GalSim-developers / JAX-GalSim

JAX port of GalSim, for parallelized, GPU accelerated, and differentiable galaxy image simulations.
Other
25 stars 3 forks source link

GPU performance degredation with wrapping code #96

Closed beckermr closed 3 months ago

beckermr commented 3 months ago

@ismael-mendoza and @aguinot found that the wrapping code for hermitian images is causing a big performance degradation on GPUs. We should investigate and fix.

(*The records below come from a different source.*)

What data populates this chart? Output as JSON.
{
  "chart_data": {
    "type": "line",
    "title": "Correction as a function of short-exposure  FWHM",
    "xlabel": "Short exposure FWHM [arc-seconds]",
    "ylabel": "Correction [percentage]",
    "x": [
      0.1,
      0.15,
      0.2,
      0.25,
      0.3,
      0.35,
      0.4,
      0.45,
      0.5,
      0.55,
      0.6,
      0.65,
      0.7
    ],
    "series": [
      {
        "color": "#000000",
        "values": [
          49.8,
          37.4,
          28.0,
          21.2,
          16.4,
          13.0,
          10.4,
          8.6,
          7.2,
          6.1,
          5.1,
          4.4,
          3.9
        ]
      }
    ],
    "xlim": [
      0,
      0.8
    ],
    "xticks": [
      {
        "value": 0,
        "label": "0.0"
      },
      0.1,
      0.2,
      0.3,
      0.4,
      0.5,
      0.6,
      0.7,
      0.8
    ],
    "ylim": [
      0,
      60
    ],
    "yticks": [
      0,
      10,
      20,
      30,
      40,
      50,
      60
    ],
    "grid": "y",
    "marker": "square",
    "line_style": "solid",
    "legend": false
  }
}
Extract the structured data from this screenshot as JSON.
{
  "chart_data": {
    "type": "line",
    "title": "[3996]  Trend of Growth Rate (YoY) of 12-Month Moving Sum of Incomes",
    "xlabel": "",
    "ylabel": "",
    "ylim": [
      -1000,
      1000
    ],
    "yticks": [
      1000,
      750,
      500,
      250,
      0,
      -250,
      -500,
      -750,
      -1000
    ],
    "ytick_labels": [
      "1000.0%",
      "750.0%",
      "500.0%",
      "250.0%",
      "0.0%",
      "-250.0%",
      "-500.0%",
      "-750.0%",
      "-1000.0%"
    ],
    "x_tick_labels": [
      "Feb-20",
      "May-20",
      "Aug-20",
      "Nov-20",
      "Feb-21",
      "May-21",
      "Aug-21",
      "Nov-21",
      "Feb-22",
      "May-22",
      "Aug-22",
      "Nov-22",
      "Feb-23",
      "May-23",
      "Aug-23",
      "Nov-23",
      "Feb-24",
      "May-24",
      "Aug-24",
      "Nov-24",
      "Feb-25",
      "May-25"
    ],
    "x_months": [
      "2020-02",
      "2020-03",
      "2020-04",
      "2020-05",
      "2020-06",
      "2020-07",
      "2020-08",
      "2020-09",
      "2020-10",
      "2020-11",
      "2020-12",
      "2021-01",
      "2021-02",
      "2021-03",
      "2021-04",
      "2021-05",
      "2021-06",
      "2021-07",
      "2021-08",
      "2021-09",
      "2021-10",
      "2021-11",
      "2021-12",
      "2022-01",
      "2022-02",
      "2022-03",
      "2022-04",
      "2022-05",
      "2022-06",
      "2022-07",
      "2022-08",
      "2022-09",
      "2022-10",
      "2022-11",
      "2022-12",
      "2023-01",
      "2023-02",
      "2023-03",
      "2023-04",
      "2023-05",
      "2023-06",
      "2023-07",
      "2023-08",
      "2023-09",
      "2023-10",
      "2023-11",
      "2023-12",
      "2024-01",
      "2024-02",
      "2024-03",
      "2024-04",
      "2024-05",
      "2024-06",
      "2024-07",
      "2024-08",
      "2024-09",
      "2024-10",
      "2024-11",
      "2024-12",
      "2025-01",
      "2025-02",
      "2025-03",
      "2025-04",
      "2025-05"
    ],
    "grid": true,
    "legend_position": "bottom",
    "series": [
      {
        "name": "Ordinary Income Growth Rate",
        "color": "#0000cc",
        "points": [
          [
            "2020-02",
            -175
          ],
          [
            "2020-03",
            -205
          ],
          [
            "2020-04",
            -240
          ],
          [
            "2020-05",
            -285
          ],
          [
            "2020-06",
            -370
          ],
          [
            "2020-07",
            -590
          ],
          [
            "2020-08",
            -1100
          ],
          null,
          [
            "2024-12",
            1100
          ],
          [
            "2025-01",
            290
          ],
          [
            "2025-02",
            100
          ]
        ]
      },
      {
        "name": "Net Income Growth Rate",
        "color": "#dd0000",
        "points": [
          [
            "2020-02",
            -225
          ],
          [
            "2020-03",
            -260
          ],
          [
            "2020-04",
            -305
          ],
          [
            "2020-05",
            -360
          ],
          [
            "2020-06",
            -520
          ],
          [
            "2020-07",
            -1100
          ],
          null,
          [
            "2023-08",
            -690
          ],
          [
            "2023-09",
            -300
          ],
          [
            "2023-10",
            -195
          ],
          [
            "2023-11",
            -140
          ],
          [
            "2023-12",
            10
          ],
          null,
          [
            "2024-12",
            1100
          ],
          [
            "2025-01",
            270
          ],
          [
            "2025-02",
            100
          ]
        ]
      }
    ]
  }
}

see this notebook: https://colab.research.google.com/drive/14RQYB4BSPcv-TeHzz-cDkTZa_jqkXfGe?usp=sharing

beckermr commented 3 months ago

Some idea on this

ismael-mendoza commented 3 months ago

thanks for posting the issue, one more datapoint that might or might not be helpful is that it runs fast on a TPU in google colab (but I don’t know too much about TPUs to know whether this clarifies the issue further)

aguinot commented 3 months ago

The fact that the code works "well" on CPU and TPU make me think that there could be a bug in a jax function that is architecture dependent. I haven't track down to which part of the code there is a bottleneck but I was think at the for loops with jax.lax.fori_loop but I haven't found any insight on that..
@beckermr I found the C version of the wrapping in GalSim (here) but do you know where we could find a description of what this function is doing?

beckermr commented 3 months ago

That function is a bear. I'd look at the non-hermitian version in jax to get the basic idea. It wraps a full image into a sub image at some location assuming periodic BCs.

beckermr commented 3 months ago

The hermitian stuff is just dealing with the half-complex format of some of the images.